Last year's press release announcing "strong sales," incidentally, only cited 20 sales, including "Barney's Version," "Cave of Forgotten Dreams" and eventual Oscar Foreign-Language nominees "Outside the Law" and "Incendies."
One title still up for grabs was Friday's highest profile premiere: "Winnie" (photo above), a biopic of Winnie Mandela starring Jennifer Hudson as the wife of South African leader Nelson Mandela. The film screened in an unfinished form, and Hudson did not attend.

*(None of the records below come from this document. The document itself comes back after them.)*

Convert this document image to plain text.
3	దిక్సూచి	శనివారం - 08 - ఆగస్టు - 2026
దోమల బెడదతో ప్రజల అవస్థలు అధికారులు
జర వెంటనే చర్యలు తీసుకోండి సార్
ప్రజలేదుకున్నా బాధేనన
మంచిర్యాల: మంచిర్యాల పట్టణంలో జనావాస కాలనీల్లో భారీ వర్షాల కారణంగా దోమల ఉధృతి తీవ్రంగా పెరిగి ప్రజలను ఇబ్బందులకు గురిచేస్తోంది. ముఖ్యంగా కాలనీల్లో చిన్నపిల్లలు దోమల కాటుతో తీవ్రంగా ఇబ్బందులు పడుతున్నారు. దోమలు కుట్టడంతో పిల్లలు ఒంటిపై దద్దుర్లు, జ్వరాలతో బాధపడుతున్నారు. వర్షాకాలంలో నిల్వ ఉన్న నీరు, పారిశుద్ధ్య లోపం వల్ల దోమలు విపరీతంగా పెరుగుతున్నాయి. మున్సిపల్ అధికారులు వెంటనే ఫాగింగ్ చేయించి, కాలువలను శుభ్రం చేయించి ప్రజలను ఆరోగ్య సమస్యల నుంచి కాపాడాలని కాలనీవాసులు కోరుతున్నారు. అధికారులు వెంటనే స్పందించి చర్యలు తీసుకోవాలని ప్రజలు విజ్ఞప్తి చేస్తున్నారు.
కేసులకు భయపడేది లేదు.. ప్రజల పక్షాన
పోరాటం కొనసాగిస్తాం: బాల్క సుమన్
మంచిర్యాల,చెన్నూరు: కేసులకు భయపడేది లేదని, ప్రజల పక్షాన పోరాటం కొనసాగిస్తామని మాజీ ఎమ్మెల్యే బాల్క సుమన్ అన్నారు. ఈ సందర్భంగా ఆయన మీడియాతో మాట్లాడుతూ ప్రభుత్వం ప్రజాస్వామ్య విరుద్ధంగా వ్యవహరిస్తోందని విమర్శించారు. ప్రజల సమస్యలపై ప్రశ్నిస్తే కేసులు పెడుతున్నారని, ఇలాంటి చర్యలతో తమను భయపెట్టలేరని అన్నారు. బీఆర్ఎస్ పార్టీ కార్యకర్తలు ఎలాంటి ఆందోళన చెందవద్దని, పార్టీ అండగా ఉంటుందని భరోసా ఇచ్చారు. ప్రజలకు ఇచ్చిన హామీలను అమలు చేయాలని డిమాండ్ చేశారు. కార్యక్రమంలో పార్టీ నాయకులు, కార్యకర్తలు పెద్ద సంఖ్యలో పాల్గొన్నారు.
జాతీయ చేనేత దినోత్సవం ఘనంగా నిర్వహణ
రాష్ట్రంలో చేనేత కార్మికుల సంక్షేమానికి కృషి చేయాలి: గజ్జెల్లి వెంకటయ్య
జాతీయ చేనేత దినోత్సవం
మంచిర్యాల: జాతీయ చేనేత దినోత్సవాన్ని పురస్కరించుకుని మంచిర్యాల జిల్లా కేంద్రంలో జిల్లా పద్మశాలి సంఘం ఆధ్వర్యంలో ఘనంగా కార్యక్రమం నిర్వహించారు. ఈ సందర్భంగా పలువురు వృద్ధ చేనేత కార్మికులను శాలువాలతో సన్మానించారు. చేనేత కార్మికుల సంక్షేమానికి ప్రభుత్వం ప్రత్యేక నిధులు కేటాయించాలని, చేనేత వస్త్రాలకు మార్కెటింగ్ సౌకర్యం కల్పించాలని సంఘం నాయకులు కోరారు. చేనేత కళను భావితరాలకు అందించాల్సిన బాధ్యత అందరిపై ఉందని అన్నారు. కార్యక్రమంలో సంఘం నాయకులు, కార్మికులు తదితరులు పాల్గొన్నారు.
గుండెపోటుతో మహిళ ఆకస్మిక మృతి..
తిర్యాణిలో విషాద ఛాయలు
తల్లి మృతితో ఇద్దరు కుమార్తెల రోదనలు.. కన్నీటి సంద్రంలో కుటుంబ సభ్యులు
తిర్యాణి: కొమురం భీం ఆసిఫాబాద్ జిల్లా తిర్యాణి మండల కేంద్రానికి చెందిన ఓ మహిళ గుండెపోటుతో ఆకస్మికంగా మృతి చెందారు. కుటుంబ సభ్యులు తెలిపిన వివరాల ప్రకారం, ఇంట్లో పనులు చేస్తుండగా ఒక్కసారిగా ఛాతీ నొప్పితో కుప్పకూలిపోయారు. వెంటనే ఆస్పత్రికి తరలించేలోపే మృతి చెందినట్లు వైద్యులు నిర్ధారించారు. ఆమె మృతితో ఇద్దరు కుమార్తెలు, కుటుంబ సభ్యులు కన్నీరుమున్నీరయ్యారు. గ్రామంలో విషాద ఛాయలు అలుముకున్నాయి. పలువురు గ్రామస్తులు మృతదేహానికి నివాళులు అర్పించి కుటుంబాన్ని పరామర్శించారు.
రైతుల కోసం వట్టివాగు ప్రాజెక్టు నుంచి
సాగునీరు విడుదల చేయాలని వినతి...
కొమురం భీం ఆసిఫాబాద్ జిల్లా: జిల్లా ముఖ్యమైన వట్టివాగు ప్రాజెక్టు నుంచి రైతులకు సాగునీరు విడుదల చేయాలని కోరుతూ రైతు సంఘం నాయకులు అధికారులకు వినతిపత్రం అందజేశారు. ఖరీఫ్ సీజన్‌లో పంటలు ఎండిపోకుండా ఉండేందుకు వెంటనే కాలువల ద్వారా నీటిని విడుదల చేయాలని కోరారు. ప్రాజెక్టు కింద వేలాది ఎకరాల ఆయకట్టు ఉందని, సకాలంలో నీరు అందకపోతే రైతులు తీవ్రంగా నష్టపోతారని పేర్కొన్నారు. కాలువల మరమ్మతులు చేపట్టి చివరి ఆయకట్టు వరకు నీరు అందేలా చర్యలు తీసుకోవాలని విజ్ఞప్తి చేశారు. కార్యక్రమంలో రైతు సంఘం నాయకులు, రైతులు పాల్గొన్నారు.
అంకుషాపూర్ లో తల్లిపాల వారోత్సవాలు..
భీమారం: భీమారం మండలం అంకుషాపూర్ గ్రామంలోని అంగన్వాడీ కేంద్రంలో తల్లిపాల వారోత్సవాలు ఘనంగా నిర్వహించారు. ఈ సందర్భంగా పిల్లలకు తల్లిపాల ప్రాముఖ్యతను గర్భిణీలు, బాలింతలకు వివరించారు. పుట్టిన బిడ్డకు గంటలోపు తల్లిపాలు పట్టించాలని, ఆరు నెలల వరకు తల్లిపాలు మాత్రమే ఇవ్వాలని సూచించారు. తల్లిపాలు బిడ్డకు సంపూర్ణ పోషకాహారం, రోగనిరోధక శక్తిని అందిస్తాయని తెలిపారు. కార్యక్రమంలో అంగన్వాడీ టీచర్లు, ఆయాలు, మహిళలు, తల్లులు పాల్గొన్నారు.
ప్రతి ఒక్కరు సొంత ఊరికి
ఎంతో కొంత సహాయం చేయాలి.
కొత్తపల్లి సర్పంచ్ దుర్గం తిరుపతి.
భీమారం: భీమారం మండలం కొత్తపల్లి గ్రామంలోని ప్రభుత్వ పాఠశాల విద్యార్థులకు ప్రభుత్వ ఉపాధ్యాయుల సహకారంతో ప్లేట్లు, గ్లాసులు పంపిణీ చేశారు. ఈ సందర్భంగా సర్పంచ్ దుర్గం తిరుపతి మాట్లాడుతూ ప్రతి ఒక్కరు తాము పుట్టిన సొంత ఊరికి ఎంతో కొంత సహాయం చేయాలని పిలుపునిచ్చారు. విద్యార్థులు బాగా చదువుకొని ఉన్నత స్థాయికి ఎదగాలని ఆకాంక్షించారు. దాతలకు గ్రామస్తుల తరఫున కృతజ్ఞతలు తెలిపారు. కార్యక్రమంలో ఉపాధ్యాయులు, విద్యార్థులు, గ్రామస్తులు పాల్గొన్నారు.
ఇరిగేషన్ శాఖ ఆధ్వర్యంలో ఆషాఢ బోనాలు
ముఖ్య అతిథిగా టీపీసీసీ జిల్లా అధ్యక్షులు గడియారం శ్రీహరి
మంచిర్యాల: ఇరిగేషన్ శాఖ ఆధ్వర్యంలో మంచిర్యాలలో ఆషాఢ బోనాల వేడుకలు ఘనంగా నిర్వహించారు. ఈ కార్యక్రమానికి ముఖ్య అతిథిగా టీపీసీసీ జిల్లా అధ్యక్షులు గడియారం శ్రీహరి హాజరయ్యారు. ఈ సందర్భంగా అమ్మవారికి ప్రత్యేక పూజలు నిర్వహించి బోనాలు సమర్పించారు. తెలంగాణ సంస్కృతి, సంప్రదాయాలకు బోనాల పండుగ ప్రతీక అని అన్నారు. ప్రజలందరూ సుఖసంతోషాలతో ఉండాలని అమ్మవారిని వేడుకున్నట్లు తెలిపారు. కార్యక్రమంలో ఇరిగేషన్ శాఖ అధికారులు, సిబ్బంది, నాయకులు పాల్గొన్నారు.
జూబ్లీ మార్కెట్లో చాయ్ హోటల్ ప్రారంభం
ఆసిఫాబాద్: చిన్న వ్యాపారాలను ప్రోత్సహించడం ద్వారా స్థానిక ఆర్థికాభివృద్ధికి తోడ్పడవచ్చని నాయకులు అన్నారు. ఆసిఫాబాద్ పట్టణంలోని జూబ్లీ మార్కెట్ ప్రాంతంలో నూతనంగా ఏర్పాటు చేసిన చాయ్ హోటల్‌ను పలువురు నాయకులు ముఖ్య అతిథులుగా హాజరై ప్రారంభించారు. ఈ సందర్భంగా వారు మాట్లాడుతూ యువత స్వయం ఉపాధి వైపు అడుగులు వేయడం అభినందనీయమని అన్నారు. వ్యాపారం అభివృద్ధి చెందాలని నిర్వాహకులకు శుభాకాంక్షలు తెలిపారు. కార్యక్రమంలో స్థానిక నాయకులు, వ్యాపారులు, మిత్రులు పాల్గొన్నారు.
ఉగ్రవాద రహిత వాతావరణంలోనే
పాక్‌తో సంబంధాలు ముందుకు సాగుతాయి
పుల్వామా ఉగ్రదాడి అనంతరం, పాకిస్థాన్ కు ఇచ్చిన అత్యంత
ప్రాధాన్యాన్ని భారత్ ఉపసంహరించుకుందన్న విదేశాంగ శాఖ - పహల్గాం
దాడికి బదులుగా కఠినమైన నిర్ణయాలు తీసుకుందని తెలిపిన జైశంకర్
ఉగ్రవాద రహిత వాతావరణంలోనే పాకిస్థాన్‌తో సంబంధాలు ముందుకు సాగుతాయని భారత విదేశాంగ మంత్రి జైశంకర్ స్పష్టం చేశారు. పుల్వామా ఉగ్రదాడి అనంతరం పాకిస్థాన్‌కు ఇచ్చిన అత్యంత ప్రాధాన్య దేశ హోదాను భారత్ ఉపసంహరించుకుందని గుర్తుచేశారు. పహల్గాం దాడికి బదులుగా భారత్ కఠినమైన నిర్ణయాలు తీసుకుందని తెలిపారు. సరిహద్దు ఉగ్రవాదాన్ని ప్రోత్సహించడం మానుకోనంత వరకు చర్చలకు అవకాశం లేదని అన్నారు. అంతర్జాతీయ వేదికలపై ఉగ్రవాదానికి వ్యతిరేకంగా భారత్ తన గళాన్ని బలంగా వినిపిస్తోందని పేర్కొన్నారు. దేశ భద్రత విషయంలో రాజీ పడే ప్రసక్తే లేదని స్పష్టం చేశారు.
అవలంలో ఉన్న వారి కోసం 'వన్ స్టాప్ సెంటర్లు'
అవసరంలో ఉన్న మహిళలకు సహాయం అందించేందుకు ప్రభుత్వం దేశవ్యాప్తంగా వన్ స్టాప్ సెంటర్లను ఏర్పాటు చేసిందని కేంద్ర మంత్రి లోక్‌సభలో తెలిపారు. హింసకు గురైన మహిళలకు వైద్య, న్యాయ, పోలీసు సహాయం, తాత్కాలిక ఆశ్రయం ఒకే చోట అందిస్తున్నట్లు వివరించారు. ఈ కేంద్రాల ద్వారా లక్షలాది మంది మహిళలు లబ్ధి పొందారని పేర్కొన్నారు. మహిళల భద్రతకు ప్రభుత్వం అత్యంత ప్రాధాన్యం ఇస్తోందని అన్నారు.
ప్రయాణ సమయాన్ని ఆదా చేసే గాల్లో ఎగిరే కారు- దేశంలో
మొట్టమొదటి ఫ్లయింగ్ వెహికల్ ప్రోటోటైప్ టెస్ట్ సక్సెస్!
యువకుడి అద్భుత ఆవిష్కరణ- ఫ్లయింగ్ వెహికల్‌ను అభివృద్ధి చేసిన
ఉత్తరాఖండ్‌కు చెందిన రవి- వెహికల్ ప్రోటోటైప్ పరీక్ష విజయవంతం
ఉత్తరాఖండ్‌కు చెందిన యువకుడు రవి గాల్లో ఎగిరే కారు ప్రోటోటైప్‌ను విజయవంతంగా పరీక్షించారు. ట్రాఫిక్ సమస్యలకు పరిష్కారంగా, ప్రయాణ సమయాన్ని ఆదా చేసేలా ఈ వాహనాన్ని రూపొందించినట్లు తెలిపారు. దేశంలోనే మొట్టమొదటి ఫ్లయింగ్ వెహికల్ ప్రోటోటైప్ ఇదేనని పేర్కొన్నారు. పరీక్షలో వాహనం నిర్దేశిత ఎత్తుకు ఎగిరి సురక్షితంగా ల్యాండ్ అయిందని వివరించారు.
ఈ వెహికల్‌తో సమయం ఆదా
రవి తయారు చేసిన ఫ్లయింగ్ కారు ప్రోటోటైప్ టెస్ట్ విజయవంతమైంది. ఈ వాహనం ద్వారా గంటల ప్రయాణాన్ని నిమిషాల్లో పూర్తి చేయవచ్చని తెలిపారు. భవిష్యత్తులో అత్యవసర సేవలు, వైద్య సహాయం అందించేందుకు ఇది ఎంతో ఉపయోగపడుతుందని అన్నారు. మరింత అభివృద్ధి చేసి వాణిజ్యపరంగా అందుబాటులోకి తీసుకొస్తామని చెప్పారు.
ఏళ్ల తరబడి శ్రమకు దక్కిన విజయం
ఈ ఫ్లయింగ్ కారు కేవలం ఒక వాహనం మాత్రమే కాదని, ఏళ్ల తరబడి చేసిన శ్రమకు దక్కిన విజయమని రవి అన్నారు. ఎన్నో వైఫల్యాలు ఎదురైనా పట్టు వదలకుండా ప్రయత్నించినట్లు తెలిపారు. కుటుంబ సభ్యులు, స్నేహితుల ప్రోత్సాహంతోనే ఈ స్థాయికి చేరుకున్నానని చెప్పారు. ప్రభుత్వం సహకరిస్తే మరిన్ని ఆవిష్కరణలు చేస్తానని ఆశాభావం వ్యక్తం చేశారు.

Tweets following the premiere ran the gamut, from "very well done and eye opening" to "Who know [sic] a movie about such an inspirational couple could be so dreadful."
Scott Feinberg assessed the film's Oscar chances thusly: "J-Hud is very good as Winnie Mandela in 'Winnie,' but Terrence Howard is awesome as Nelson Mandela! He'll get a nod if film gets a distrib!"
Also premiering on Friday: "Tyrannosaur," Paddy Considine's film about the unlikely friendship between an often-drunk and usually-angry Irish widower and a Christian thrift-shop proprieter who's stuck in an abusive relationship. Peter Mullan is unstoppable as the aging pub denizen, Olivia Colman is heartbreaking as the woman he turns to for some kind of redemption, and the film is dark and brutal but moving and unexpectedly sweet.
Still, this one is a tough (if rewarding) sit: at the press and industry screening I attended, several people walked out after moments of extreme violence, including three who exited in the first few minutes after Mullan turns his anger on his dog.
According to Patrick Mullen at Awards Daily, though, the film ("an honest and intuitive probing of a heavy subject") was greeted with an enthusiastic standing ovation after its Friday premiere.
Saturday is the final day for premieres at TIFF, and the focus will turn to the festival's closing-night film: "Page Eight," a spy thriller featuring Bill Nighy and directed by playwright/director David Hare. The awards ceremony will follow on Sunday.